- Cedar Hills Regional Landfill
- Coordinates: 47°27′22″N 122°02′36″W﻿ / ﻿47.45611°N 122.04333°W
- Location: Maple Valley, Washington, United States
- Operator: King County Solid Waste Division

Area
- • Total: 920 acres (370 ha)
- Opened: 1963
- Website: kingcounty.gov

= Cedar Hills Regional Landfill =

Landfill in King County, Washington

Cedar Hills Regional Landfill is a municipal landfill near Maple Valley, Washington, United States. It is operated by the King County Solid Waste Division and encompasses 920 acre of space near State Route 169. The landfill opened in 1963 and is the county's only active waste facility, serving an estimated 1.4 million people in King County—excluding the cities of Seattle and Milton. Cedar Hills was originally anticipated to be full by 2012, but recent estimates have pushed the date back to 2028, with further expansion planned. The landfill continues to receive 2,500 ST of trash per day and has a population of bald eagles and other birds that frequent the area and deposit trash in surrounding neighborhoods.

==Facilities==

The 920 acre Cedar Hills Regional Landfill is located 9 mi southeast of Renton near Maple Valley. The landfill is divided between nine areas that have been continually expanded since the 1980s. The facility continues to take in 2,500 ST of garbage delivered by 130 trucks from the county's transfer facilities. A bioenergy plant uses collected methane from the landfill to produce electricity for the Puget Sound Energy grid.

==History==

The state government originally owned the undeveloped Cedar Hills site and signed a 40-year lease with King County in 1960. The site was divided between a central landfill, established in 1964, and a rehabilitation center for alcoholics. The central facility at Cedar Hills replaced a system of 16 open landfills that were operated by the county until the late 1960s. The facility was initially expected to handle the county's garbage needs for up to 40–50 years, but the addition of a contract with the City of Seattle caused capacity concerns by the late 1960s. The county government paid $350,000 to acquire a high-density compactor in 1968 that doubled capacity at Cedar Hills. The machine compressed garbage into a tenth of its original volume and deposited bales of compressed garbage into open trenches.

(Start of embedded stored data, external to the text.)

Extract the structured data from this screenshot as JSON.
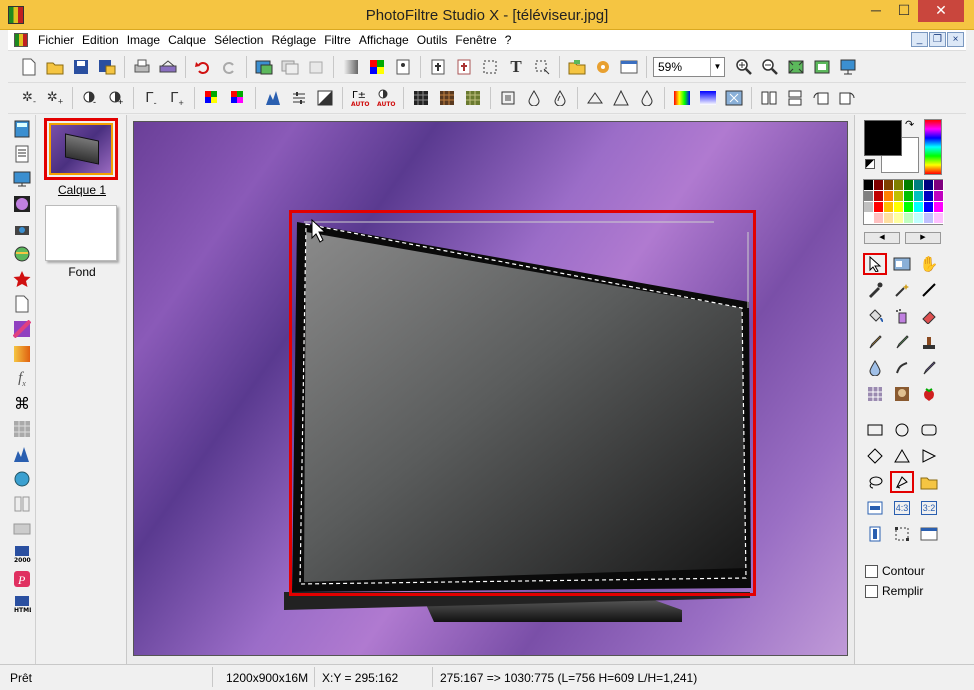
{
  "window": {
    "title": "PhotoFiltre Studio X - [téléviseur.jpg]",
    "minimize": "─",
    "maximize": "☐",
    "close": "✕"
  },
  "menu": {
    "items": [
      "Fichier",
      "Edition",
      "Image",
      "Calque",
      "Sélection",
      "Réglage",
      "Filtre",
      "Affichage",
      "Outils",
      "Fenêtre",
      "?"
    ],
    "mdi_min": "_",
    "mdi_restore": "❐",
    "mdi_close": "×"
  },
  "toolbar": {
    "zoom": "59%",
    "text_tool": "T"
  },
  "layers": {
    "items": [
      {
        "name": "Calque 1",
        "selected": true
      },
      {
        "name": "Fond",
        "selected": false
      }
    ]
  },
  "toolbox": {
    "palette_colors": [
      "#000000",
      "#800000",
      "#804000",
      "#808000",
      "#008000",
      "#008080",
      "#000080",
      "#800080",
      "#808080",
      "#c00000",
      "#ff8000",
      "#c0c000",
      "#00c000",
      "#00c0c0",
      "#0000c0",
      "#c000c0",
      "#c0c0c0",
      "#ff0000",
      "#ffc000",
      "#ffff00",
      "#00ff00",
      "#00ffff",
      "#0000ff",
      "#ff00ff",
      "#ffffff",
      "#ffc0c0",
      "#ffe0a0",
      "#ffffa0",
      "#c0ffc0",
      "#c0ffff",
      "#c0c0ff",
      "#ffc0ff"
    ],
    "contour_label": "Contour",
    "remplir_label": "Remplir",
    "ratio_label": "4:3",
    "ratio2_label": "3:2"
  },
  "status": {
    "state": "Prêt",
    "image_size": "1200x900x16M",
    "coords": "X:Y = 295:162",
    "selection": "275:167 => 1030:775 (L=756  H=609  L/H=1,241)"
  },
  "colors": {
    "titlebar": "#f5c542",
    "highlight": "#e30000"
  }
}
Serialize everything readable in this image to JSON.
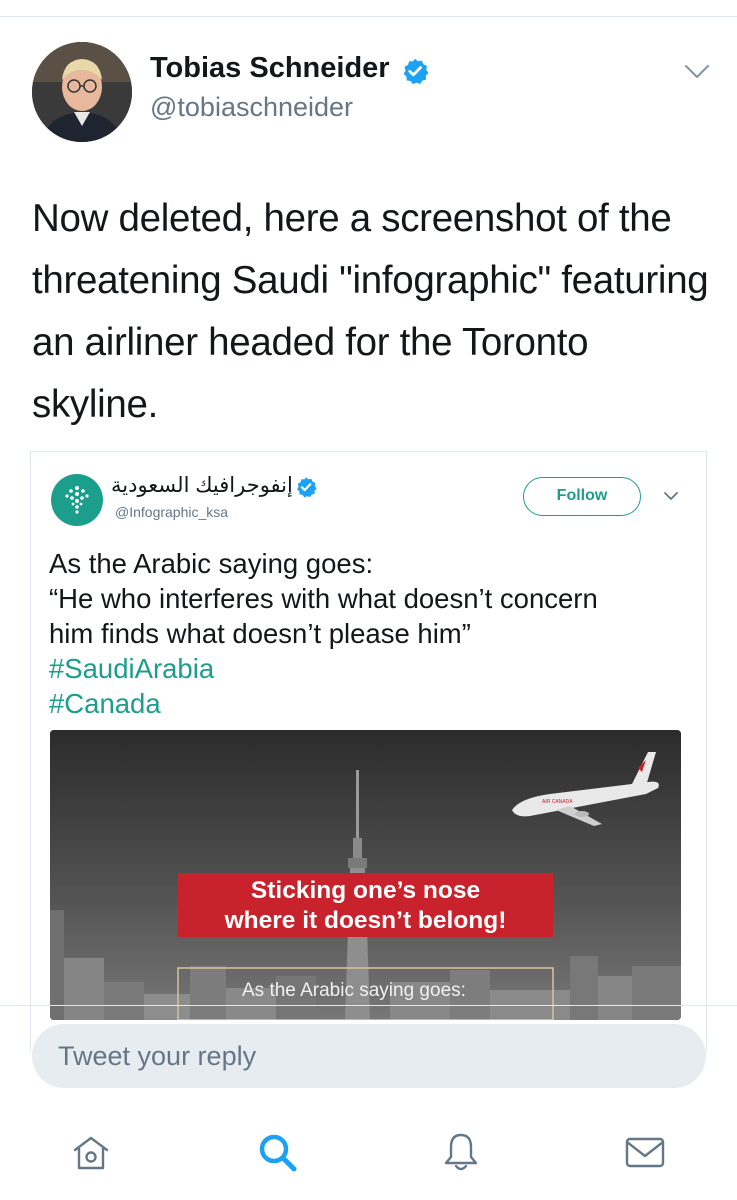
{
  "tweet": {
    "author_name": "Tobias Schneider",
    "author_handle": "@tobiaschneider",
    "verified": true,
    "text": "Now deleted, here a screenshot of the threatening Saudi \"infographic\" featuring an airliner headed for the Toronto skyline."
  },
  "quoted_tweet": {
    "author_name": "إنفوجرافيك السعودية",
    "author_handle": "@Infographic_ksa",
    "verified": true,
    "follow_label": "Follow",
    "text_lines": [
      "As the Arabic saying goes:",
      "“He who interferes with what doesn’t concern",
      "him finds what doesn’t please him”"
    ],
    "hashtags": [
      "#SaudiArabia",
      "#Canada"
    ],
    "image": {
      "banner_line1": "Sticking one’s nose",
      "banner_line2": "where it doesn’t belong!",
      "caption": "As the Arabic saying goes:",
      "plane_livery": "AIR CANADA"
    }
  },
  "reply": {
    "placeholder": "Tweet your reply"
  },
  "tab_bar": {
    "icons": [
      "home-icon",
      "search-icon",
      "notifications-icon",
      "messages-icon"
    ]
  },
  "colors": {
    "accent_twitter": "#1da1f2",
    "accent_quote": "#1b9e8c",
    "banner_red": "#c8232c",
    "muted_text": "#657786"
  }
}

King County operated several other landfills, including a "backup" site for Cedar Hills near Issaquah, but they ceased operations in the 1980s in favor of expanding Cedar Hills. The City of Seattle diverted its garbage to the Midway Landfill in Kent in the mid-1970s, but returned to Cedar Hills in 1987. To reduce the burden of garbage disposal at Cedar Hills, Puget Sound Energy proposed the construction of a waste-to-energy incineration plant in 1980, but the proposal was repeatedly declined by the county government. A nearby composting facility was opened by a private operator in 1989.

Cedar Hills was designated as a high-risk hazardous site by the Washington State Department of Ecology in 1992 due to the presence of arsenic, lead, and benzene in groundwater. As of 2016, liquids from the oldest sections of the landfill are anticipated to seep into an underground aquifer by 2058. The landfill is also home to a population of bald eagles, ravens, crows, and seagulls. The county government uses fireworks and other countermeasures to deter the birds, and have sought permission to use similar tactics against the bald eagles. Beginning in January 2025, Cedar Hills was closed on weekends as part of a pilot program to reduce operating costs that are not fully recouped from fees on commercial garbage haulers.